Hot Tips is a constantly growing, curated collection of candid advice by and for product people.
Think of it as a precious piece of advice you wish you had received when you started building products. It’s a short snippet of wisdom that helps you do things differently.
Contributing a Hot Tip it the fastest way to reach 3,000+ makers from all over Europe. Your daily grind might be their ‘aha moment’!
1. Write your Tip following the guidelines below.👇
2. Submit the Tip through Typeform.
3. Wait patiently! The Tip will undergo some scrutiny by our Hot Tip Catcher, who will then decide whether to publish it (we may tweak the content for clarity).
4. Watch out! Every week we’ll pick the best Hot Tips and share them with the community in the JAM newsletter. Look out for yours! 👀
Your Tip can belong to one of the three categories.
📖 Be as open as you can: share insider knowledge, something people won’t have come across before. A Hot Tip reveals how you do things.
🎨 Show, don’t (just) tell: talking about your roadmapping process? How about including a screenshot of the tool you use? There’s nothing better than seeing your ‘behind-the-scenes’.
💌 Keep it short and personal: aim for 200 words max, and word it like you’re helping a friend out.
🔧 Share tools: offer readers an opportunity to explore the topic. Link to at least one helpful ebook or article that helped you in the past.
How do you know which people are the best to provide reliable feedback? Who should you listen to, and where to find them?
As a first pass, I like to talk to a few friends who I know will be brutally honest with me, and who fit the target user persona.
This is a great way to spot major mistakes in your thinking early on, particularly if you yourself are new to the market/industry.
How you proceed from there depends entirely on the type of product you're building.
For example, if you're targeting students, you can get excellent feedback on the cheap from online surveying websites that are heavily biased towards that demographic. If you're targeting niche specialists, you'll have to do away with a much smaller number of respondents, organizing long-form calls with a few industry experts. And if you're targeting a technically illiterate community in a remote Zambian village, you'd spend most of your time talking to organizations that have worked on projects in that location, and eventually observing the local community on the ground.
Each approach will of course come with its set of biases, and no amount of research will replace a small-scale trial or MVP.
For face to face feedback chat to those who are articulate and understand the problem space well. Bear in mind that you also need someone who is willing to give you their time.
I usually start with surveying my networks, and go from there. Remember, it's possible that people you know may lie to you! Why? They don't want to hurt your feelings.

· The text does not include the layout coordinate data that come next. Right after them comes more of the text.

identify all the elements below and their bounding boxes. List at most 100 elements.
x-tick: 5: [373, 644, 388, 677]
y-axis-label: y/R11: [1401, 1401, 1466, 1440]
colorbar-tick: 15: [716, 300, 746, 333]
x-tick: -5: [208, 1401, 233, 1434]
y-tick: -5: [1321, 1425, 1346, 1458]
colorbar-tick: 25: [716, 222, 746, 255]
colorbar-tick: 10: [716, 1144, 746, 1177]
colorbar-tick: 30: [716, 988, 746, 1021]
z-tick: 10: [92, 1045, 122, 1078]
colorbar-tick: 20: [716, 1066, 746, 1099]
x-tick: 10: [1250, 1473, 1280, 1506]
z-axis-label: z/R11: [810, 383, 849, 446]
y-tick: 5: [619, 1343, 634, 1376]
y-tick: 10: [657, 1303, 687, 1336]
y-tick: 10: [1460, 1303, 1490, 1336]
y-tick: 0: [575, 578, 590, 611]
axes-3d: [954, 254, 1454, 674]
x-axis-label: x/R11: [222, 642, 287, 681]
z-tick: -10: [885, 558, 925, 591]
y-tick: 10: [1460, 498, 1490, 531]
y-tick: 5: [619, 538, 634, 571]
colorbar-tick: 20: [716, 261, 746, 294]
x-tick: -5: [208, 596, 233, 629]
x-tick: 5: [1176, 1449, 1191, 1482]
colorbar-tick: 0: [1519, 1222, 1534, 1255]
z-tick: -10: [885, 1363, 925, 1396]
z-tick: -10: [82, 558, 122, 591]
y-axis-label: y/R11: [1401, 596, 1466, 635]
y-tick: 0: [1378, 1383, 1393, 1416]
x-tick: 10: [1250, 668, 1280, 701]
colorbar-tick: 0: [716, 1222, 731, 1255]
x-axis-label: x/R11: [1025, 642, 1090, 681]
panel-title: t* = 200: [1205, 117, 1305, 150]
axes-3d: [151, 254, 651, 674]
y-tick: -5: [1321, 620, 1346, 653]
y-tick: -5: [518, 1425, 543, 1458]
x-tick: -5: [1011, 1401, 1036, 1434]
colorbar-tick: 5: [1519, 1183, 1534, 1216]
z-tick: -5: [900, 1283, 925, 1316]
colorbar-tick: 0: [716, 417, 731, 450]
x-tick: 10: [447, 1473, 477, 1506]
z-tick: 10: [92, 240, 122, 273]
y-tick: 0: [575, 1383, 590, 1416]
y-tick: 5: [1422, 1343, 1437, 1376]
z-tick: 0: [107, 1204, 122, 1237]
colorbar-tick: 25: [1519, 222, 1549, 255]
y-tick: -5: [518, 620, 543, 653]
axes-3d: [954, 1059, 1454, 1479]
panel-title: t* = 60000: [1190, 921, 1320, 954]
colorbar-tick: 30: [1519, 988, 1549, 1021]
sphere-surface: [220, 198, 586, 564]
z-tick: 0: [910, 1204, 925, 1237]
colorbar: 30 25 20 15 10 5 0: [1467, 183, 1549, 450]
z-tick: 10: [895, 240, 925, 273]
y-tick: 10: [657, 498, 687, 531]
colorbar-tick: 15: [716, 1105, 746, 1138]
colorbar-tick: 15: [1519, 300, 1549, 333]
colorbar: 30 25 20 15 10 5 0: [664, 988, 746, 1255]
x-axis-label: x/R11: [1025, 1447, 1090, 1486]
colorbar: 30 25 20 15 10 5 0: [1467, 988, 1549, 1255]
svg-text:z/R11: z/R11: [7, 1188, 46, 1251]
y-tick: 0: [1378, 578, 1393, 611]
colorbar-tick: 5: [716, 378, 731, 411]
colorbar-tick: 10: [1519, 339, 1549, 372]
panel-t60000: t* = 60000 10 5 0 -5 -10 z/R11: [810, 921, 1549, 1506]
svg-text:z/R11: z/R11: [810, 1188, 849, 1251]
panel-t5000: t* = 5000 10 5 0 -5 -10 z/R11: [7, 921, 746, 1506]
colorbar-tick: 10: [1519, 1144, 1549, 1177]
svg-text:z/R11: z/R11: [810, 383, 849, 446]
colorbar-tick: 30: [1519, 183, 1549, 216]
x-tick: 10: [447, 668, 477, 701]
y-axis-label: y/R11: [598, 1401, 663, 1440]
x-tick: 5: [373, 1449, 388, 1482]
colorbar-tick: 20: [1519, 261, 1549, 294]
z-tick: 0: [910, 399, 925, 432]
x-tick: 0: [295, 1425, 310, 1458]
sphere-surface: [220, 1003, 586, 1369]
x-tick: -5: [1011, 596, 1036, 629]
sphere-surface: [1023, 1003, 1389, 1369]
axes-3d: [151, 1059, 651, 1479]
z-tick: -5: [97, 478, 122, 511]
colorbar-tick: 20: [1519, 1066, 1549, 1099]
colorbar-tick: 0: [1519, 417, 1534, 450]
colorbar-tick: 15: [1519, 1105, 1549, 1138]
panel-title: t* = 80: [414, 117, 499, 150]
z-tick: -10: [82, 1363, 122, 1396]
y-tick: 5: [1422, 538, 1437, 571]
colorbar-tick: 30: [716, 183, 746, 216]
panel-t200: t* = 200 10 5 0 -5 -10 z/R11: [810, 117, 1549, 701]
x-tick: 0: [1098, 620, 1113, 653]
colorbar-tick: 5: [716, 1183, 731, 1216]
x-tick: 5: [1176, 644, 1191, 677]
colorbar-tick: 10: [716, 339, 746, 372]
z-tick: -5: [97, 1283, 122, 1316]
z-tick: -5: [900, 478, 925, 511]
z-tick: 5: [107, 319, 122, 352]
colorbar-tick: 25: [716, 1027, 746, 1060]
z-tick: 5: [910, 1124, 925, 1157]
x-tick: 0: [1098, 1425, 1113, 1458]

You might be better off installing a third party tool such as FullStory and trying to rope in a few users from public slack channels or twitter.
Just go out on the street and talk to people! You might have heard this extrovert advice before. It’s a great way to learn to deal with rejection for sure. But, it's not a time-efficient strategy to investigate a specific, product-related problem.
In product research you will need to adopt a targeted approach. Sure, it’s easy to “reach out to people around you”, but will you trust your PT’s take on a drag-and-drop restaurant menu builder? Probably not.
So, who is your target person?
Your end user. They are the one who are most likely to encounter the problem your product is solving. You already have a user persona built so you know the answer to that, riiiiight?
Think of your users’ online and offline activities. Are you most likely to encounter them Insta, Reddit, or in the local church?
Being the entrepreneurial busy bee that you are you are likely to already be connected to people from the same industry (LinkedIn anyone?). They don't need to be your end users, but simply more experienced people whose input you would trust.
For quick tests, you can refer to user recruitment agencies, or use platforms like UsabilityHub, UserTesting. Depending on the service will help distribute surveys in the required demographic, and/or provide you with screen and voice recordings of how users interact with your product or landing page.
In contrast to your fav triple-chocolate brownies, human beings are tough cookies. But, they like both brownies and cookies. If you have problems recruiting enough testers, offer them something in return. Amazon vouchers, free access to your product, a trip to the zoo together, whatever you feel would work.